Using Python in CloverDX

Python has long been one of the premier choices for data engineers looking to organize, clean, and analyze data from various sources. It is relatively easy to learn with powerful libraries that enable anyone from data scientists to business analysts to work with datasets to derive value.

However, utilizing python for data parsing, organizing, and cleansing at an enterprise scale often leads us into the trap of re-inventing the wheel when we try to script handling the intricacies of real-life data processes. Parsing files, handling exceptions, or scheduling scripts in cron are just a few tedious jobs you shouldn't be doing yourself in 21st century. By combing your Python skills with a complete data integration platform like CloverDX, you can focus on deriving value from your data rather than wrangling with mundane tasks that surround your business logic.

CloverDX gives you the flexibility to connect to any data source, on-prem or in the cloud, in any format. We can use CloverDX to push our data through data pipelines that will parse, clean, and transform your data into something we can use in analytic processes. CloverDX is designed to be the robust data backbone of an organization. Supporting Python-based analysis and data manipulation is just one of the many ways we can transform organizations’ data infrastructure.

Figure 1: CloverDX process for Python integration

In this example, we’re going to grab sales data from a CSV file, clean/validate our data, push it through a python script utilizing NumPy libraries for analysis, and finally write out to a target database for our Marketing team to use.

Setup

I've already written a python script to take incoming sales data, analyze it, and turn it into a readable Excel report for our Marketing and Sales teams.
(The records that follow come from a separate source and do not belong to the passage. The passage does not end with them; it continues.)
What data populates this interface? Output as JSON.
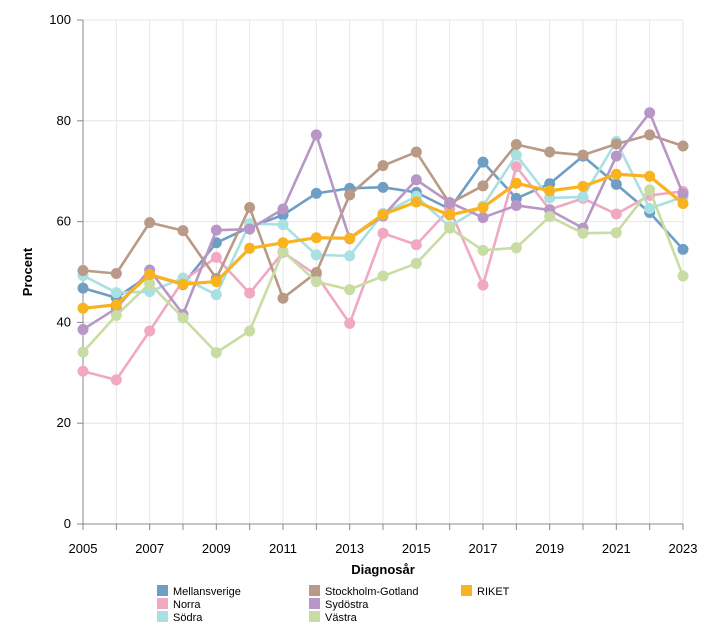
{
  "chart_data": {
    "type": "line",
    "xlabel": "Diagnosår",
    "ylabel": "Procent",
    "xlim": [
      2005,
      2023
    ],
    "ylim": [
      0,
      100
    ],
    "x_ticks": [
      2005,
      2007,
      2009,
      2011,
      2013,
      2015,
      2017,
      2019,
      2021,
      2023
    ],
    "y_ticks": [
      0,
      20,
      40,
      60,
      80,
      100
    ],
    "grid": "vertical-and-horizontal",
    "legend_position": "bottom",
    "x": [
      2005,
      2006,
      2007,
      2008,
      2009,
      2010,
      2011,
      2012,
      2013,
      2014,
      2015,
      2016,
      2017,
      2018,
      2019,
      2020,
      2021,
      2022,
      2023
    ],
    "series": [
      {
        "name": "Mellansverige",
        "color": "#6f9ec4",
        "values": [
          46.8,
          44.9,
          49.4,
          47.5,
          55.8,
          58.9,
          61.3,
          65.6,
          66.6,
          66.8,
          65.8,
          62.5,
          71.8,
          64.6,
          67.5,
          73.0,
          67.4,
          61.8,
          54.5
        ]
      },
      {
        "name": "Norra",
        "color": "#f0a8c3",
        "values": [
          30.3,
          28.6,
          38.3,
          48.3,
          52.9,
          45.8,
          53.9,
          49.4,
          39.8,
          57.7,
          55.4,
          62.5,
          47.4,
          70.9,
          62.4,
          64.6,
          61.5,
          65.2,
          66.0
        ]
      },
      {
        "name": "Södra",
        "color": "#a9e0e2",
        "values": [
          49.3,
          45.9,
          46.1,
          48.8,
          45.5,
          59.6,
          59.4,
          53.4,
          53.2,
          61.6,
          65.0,
          59.0,
          63.1,
          73.2,
          64.7,
          64.9,
          75.9,
          62.6,
          64.9
        ]
      },
      {
        "name": "Stockholm-Gotland",
        "color": "#b89a86",
        "values": [
          50.3,
          49.7,
          59.8,
          58.2,
          48.7,
          62.8,
          44.8,
          49.9,
          65.3,
          71.1,
          73.8,
          63.6,
          67.1,
          75.3,
          73.8,
          73.2,
          75.4,
          77.2,
          75.0
        ]
      },
      {
        "name": "Sydöstra",
        "color": "#b897c6",
        "values": [
          38.6,
          42.8,
          50.4,
          41.6,
          58.3,
          58.5,
          62.5,
          77.2,
          56.6,
          61.1,
          68.3,
          63.8,
          60.8,
          63.2,
          62.3,
          58.7,
          73.0,
          81.6,
          65.5
        ]
      },
      {
        "name": "Västra",
        "color": "#c8dca4",
        "values": [
          34.1,
          41.4,
          47.7,
          40.9,
          34.0,
          38.3,
          54.1,
          48.1,
          46.5,
          49.2,
          51.7,
          58.7,
          54.3,
          54.8,
          61.0,
          57.7,
          57.8,
          66.3,
          49.2
        ]
      },
      {
        "name": "RIKET",
        "color": "#f9b31f",
        "emphasis": true,
        "values": [
          42.8,
          43.5,
          49.5,
          47.6,
          48.1,
          54.7,
          55.8,
          56.8,
          56.7,
          61.4,
          63.9,
          61.3,
          62.8,
          67.6,
          66.1,
          67.0,
          69.4,
          69.0,
          63.6
        ]
      }
    ]
  }
}
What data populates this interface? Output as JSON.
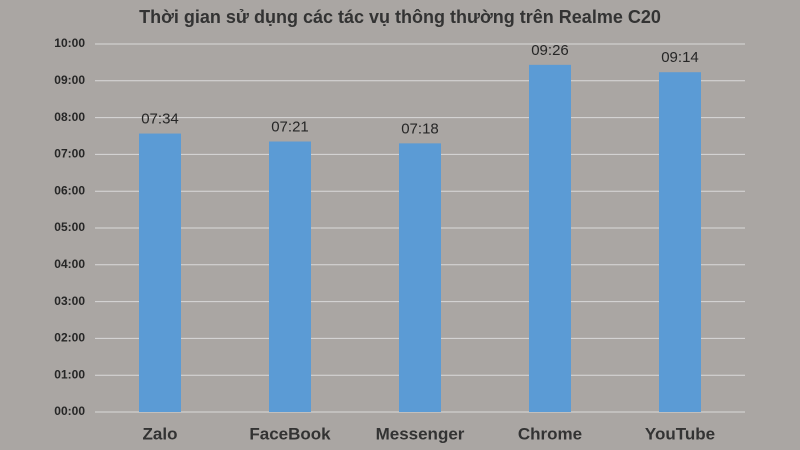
{
  "chart_data": {
    "type": "bar",
    "title": "Thời gian sử dụng các tác vụ thông thường trên Realme C20",
    "categories": [
      "Zalo",
      "FaceBook",
      "Messenger",
      "Chrome",
      "YouTube"
    ],
    "values": [
      454,
      441,
      438,
      566,
      554
    ],
    "value_labels": [
      "07:34",
      "07:21",
      "07:18",
      "09:26",
      "09:14"
    ],
    "color": "#5b9bd5",
    "ylim": [
      0,
      600
    ],
    "yticks": [
      {
        "value": 0,
        "label": "00:00"
      },
      {
        "value": 60,
        "label": "01:00"
      },
      {
        "value": 120,
        "label": "02:00"
      },
      {
        "value": 180,
        "label": "03:00"
      },
      {
        "value": 240,
        "label": "04:00"
      },
      {
        "value": 300,
        "label": "05:00"
      },
      {
        "value": 360,
        "label": "06:00"
      },
      {
        "value": 420,
        "label": "07:00"
      },
      {
        "value": 480,
        "label": "08:00"
      },
      {
        "value": 540,
        "label": "09:00"
      },
      {
        "value": 600,
        "label": "10:00"
      }
    ],
    "grid": true
  }
}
I can leverage CloverDX to act as my ingestion engine to easily grab data from any source on the fly without having to manually re-write how I pull and parse data in my Python script.

First, I'll use a JSON Extract component to pick apart a piece of JSON and restructure it so that I can effectively use it as an input into the rest of our data process. In this case, I’ll be restructuring into a flat CSV format.

My JSON Extract Mapping looks like this:

Figure 3: JSONReader configuration dialog

Next, I'll perform a data quality check to make sure all of my records on my incoming data stream are useable. For example, I'm only interested in records with valid dates and over a certain unit-price threshold. I'm going to use a Data Validator component to establish my business rules for incoming data.

Figure 4: Data quality / data sanity check

My Data Validation component will allow me to create the following rules:

Figure 5: Validator component configuration dialog

Our next step is restructuring our data into standard-in (stdin) format so we can run it through our python script.

Figure 6: Data serialization for Python script

We're going to use a Flat File Writer component to transform our data from a columnar format to a single discrete record for processing in Python.

Figure 7: Serialization to component's output port

From there, we're going to utilize my Python Script using a Subgraph that I've built.

Python interpretter as Subgraph — Figure 8: Python interpreter as Subgraph

Subgraphs in CloverDX allow you to wrap business logic (like a piece of python data analysis in our case) in a reusable format that you can share within your team or organization.

Implementation of Python interpretter — Figure 9: Implementation of Python interpreter

In this example, we're using an Execute Script component to call out to my Python script.

Within this component, we can run any script (including Python). We can either paste our script directly into the “Script” input box or we can provide the URL of our .py file in the “ScriptURL” box. We can also parameterize all of these inputs to dynamically call on different data sources and analysis processes from a single graph.

Figure 10: Python interpreter configuration

Our script is going to be called on the incoming stdin input. The Python script looks like this:

import sys
import pandas as pd
import numpy as np

sales = pd.read_csv(sys.stdin)
report = sales.pivot_table(
	values = ['ext price', 'quantity'],
    index = ['Account Name'], 
    columns = ['category'], 
    fill_value = 0, 
    aggfunc = np.sum
)
report.to_csv(sys.stdout, index = True, header = False, line_terminator = '\n')

The resulting analysis from our script is going to go the the output port of our subgraph and out back into our original graph.

Now that we've set up our Subgraph, let's go back to the graph level to add some finishing touches.

Our subgraph output is going to be a single continuous string in Python StdIn format. We’re going to run it through a Flat File Reader to normalize it into a columnar form that’s easier to digest in the form of a business report.